1. In the introduction of his book The Language of God (2006) Francis Collins wrote:

“For me the experience of sequencing the human genome, and uncovering this most remarkable of all texts, was both a stunning scientific achievement and an occasion of worship.

Many will be puzzled by these sentiments, assuming that a rigorous scientist could not also be a serious believer in a transcendent God. This book aims to dispel that notion, by arguing that belief in God can be an entirely rational choice, and that the principles of faith are, in fact, complementary with the principles of science.” (Francis S. Collins, The Language of God: A Scientist Presents Evidence for Belief, New York, Free Press, 2006).

2. “Science’s domain is to explore nature. God’s domain is in the spiritual world, a realm not possible to explore with the tools and language of science. It must be examined with the heart, the mind, and the soul – and the mind must find a way to embrace both realms.” (Collins 2006).

3. “I have no reason to see a discordance between what I know as a scientist who spends all day studying the genome of humans and what I believe as somebody who pays a lot of attention to what the Bible has taught me about God and about Jesus Christ. Those are entirely compatible views. Science is the way – a powerful way, indeed – to study the natural world. Science is not particularly effective – in fact, it’s rather ineffective – in making commentary about the supernatural world. Both worlds, for me, are quite real and quite important. They are investigated in different ways. They coexist. They illuminate each other.” (Collins 2000).

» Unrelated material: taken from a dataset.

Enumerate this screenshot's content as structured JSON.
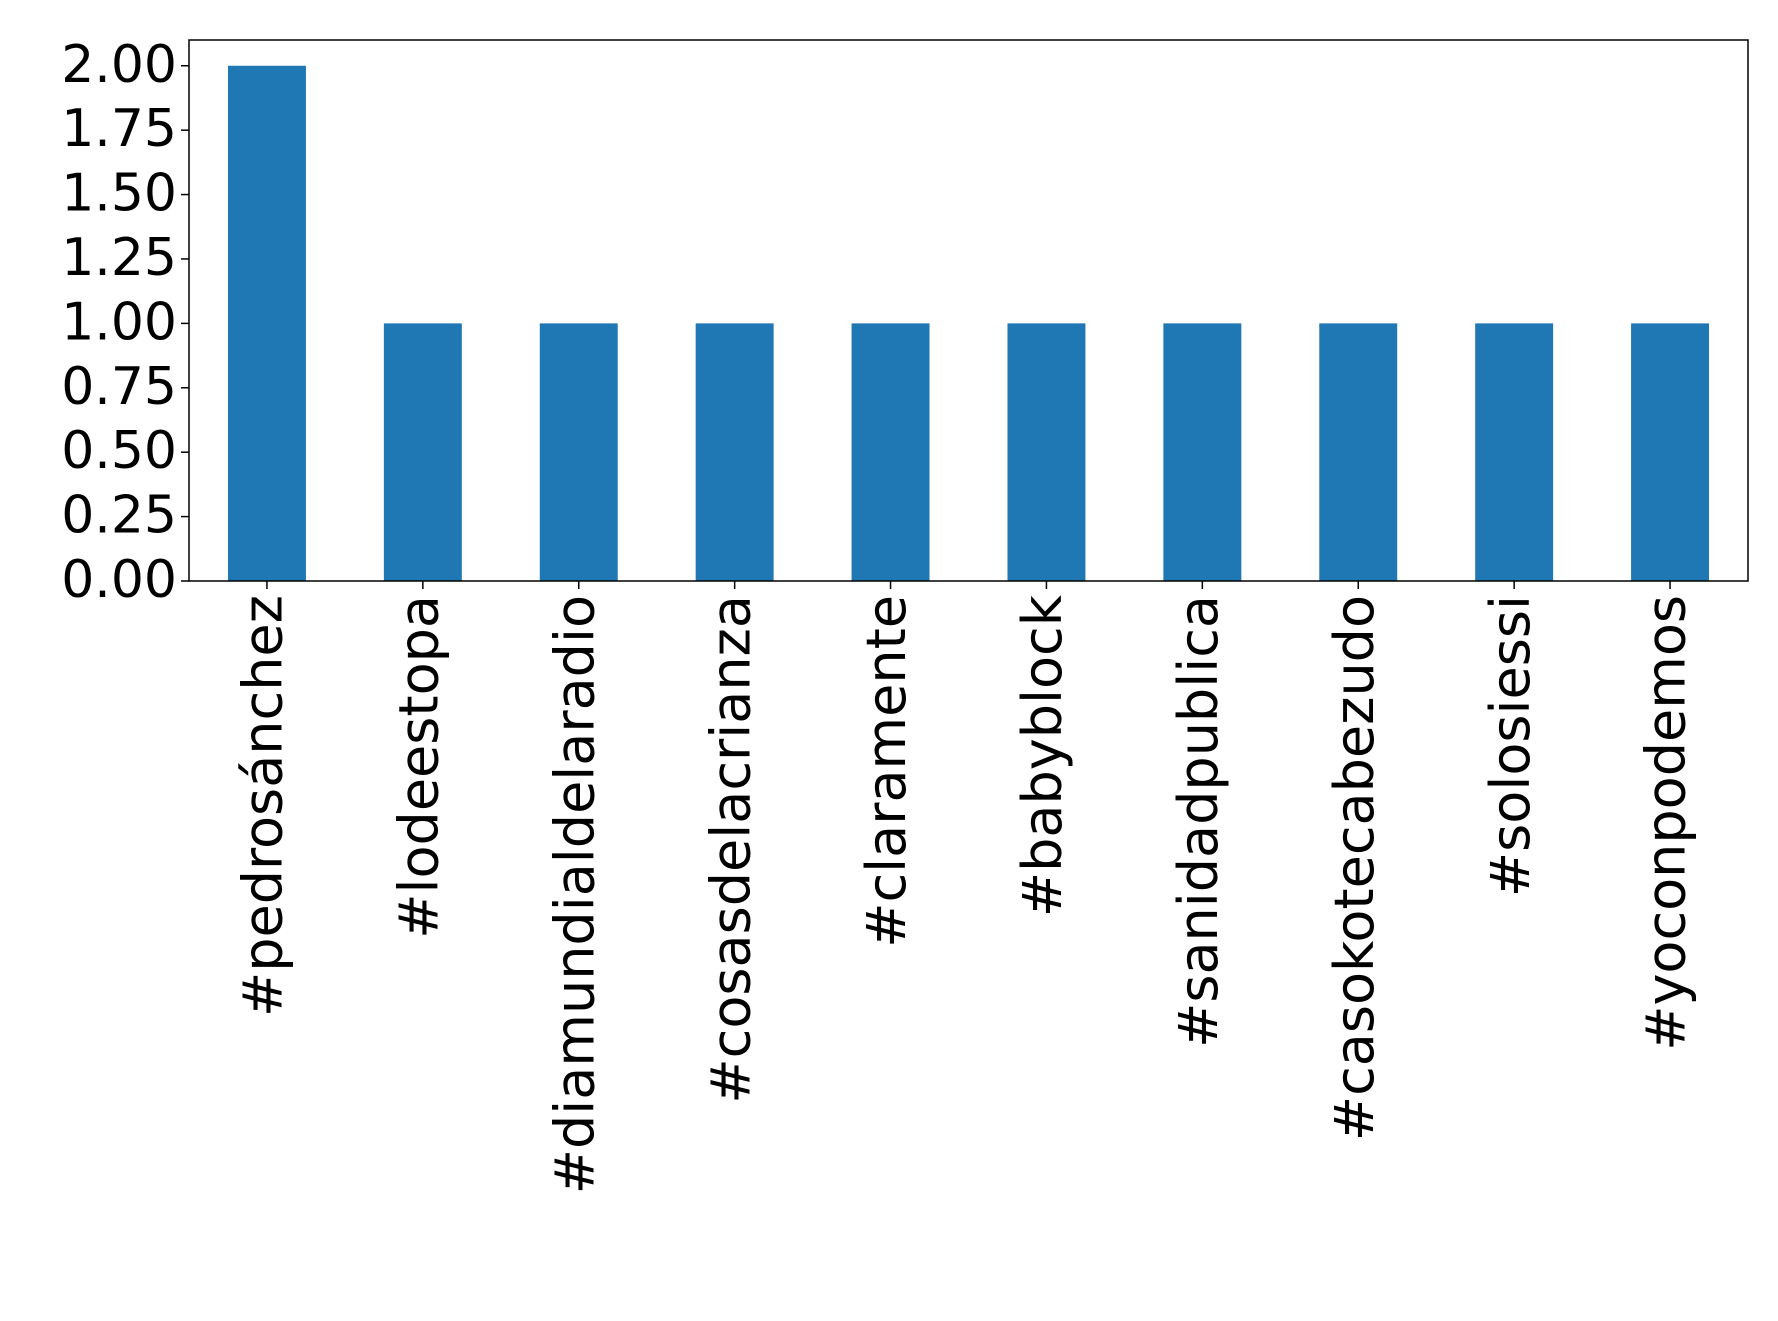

4. To the question, “Are you a mainline Protestant? An Evangelical Protestant? What are you?” Dr. Collins replied:

“I guess I’d call myself a serious Christian. That is someone who believes in the reality of Christ's death and resurrection, and who tries to integrate that into daily life and not just relegate it to something you talk about on Sunday morning.” (Collins 2000).

5. “Science is the only reliable way to understand the natural world, and its tools when properly utilized can generate profound insights into material existence. But science is powerless to answer questions such as ‘Why did the universe come into being?’, ‘What is the meaning of human existence?’, ‘What happens after we die?’. One of the strongest motivations of humankind is to seek answers to profound questions, and we need to bring all the power of both the scientific and spiritual perspectives to bear on understanding what is both seen and unseen.” (Collins 2006).